Other authors have employed similar devices. From the Brothers Grimm and their gingerbread houses, to Roald Dahl in Willy Wonka and Ian Fleming's Chitty Chitty Bang Bang in which the scary child-catcher uses sweets to ensnare unsuspecting minors. "They are children's weak spot. Much is still made of child molesters using sweets to tempt their prey," says Mr Richardson.
While modern-day adults and doctors might demonise sweets, children, he says, continue to love them. "They are an incredibly emotional thing for them. They are one of the few things you can buy on your own as a child and consume. They are the way we learn about money, sharing and unfortunately stealing. How many people can hand on heart say they have never stolen a sweet? Children lust after them."
While much recent debate has centred on the Narnia film's treatment of the deeply devout CS Lewis's Christian allegory for evangelical US cinema audiences, Mr Richardson believes there may be another hidden meaning behind the use of Turkish delight to trap Edmund. "It is just possible that Lewis looked on the sweet as something not very Christian. Did he choose it to represent something that harks back to the Crusades?"
The collision of cultures has proved an important marketing device for Fry's which first launched its Turkish bar in 1914 - nearly half a century after its chocolate cream. Under the slogan "full of Eastern Promise", Cadbury's describes the bar as a "mystical, exotic treat that lets you escape from the everyday". The company has deliberately exploited the sex appeal of the Orient - from the windswept desert tent to the galloping Arab stallion, in order to appeal to both men and women consumers. Such allure was even felt by that least sexual of writers Charles Dickens who used the sweet to introduce an air of saucy exoticism into The Mystery of Edwin Drood. In it, Rosa Bud performs an erotic glove striptease as she eats Turkish delight - then known simply as "lumps of delight" - coquettishly licking away the white powder from her outstretched finger.
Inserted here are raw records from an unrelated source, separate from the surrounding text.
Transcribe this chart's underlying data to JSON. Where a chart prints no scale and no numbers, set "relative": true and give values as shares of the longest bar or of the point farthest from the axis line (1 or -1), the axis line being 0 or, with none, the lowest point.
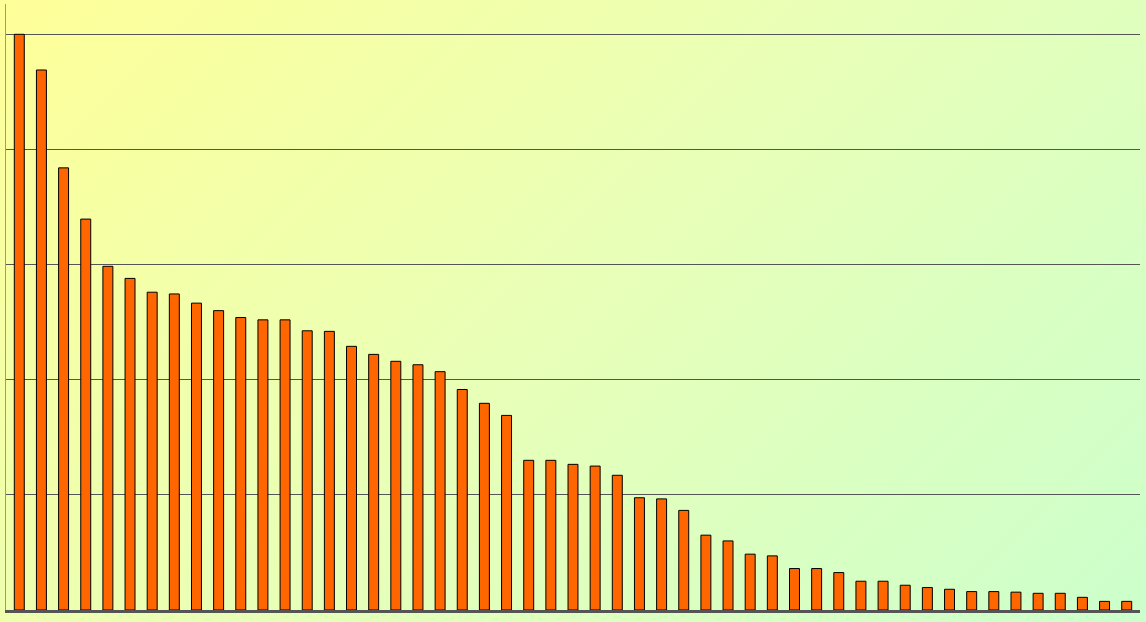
{
  "chart_data": {
    "type": "bar",
    "relative": true,
    "grid": "y",
    "tick_labels": false,
    "color": "#ff6600",
    "categories": [
      null,
      null,
      null,
      null,
      null,
      null,
      null,
      null,
      null,
      null,
      null,
      null,
      null,
      null,
      null,
      null,
      null,
      null,
      null,
      null,
      null,
      null,
      null,
      null,
      null,
      null,
      null,
      null,
      null,
      null,
      null,
      null,
      null,
      null,
      null,
      null,
      null,
      null,
      null,
      null,
      null,
      null,
      null,
      null,
      null,
      null,
      null,
      null,
      null,
      null,
      null
    ],
    "values": [
      1,
      0.938,
      0.768,
      0.679,
      0.597,
      0.576,
      0.552,
      0.549,
      0.533,
      0.52,
      0.508,
      0.504,
      0.504,
      0.485,
      0.484,
      0.458,
      0.444,
      0.432,
      0.426,
      0.414,
      0.383,
      0.359,
      0.338,
      0.26,
      0.26,
      0.253,
      0.25,
      0.234,
      0.195,
      0.193,
      0.173,
      0.13,
      0.12,
      0.097,
      0.094,
      0.072,
      0.072,
      0.065,
      0.05,
      0.05,
      0.043,
      0.039,
      0.036,
      0.032,
      0.032,
      0.031,
      0.029,
      0.029,
      0.022,
      0.015,
      0.015
    ]
  }
}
Turkish delight first arrived in Europe half a century before Dickens was writing Edwin Drood - not in the travelling trunk of the intrepid explorer Sir Richard Burton as the modern British legend would have it - but in the sample case of an unknown commercial traveller. It became Napoleon's favourite sweet and was much admired by Sir Winston Churchill. Pablo Picasso used it as an aide to his concentration. Thanks to Disney, the Western love affair with the East's favourite sweet looks as promising as ever.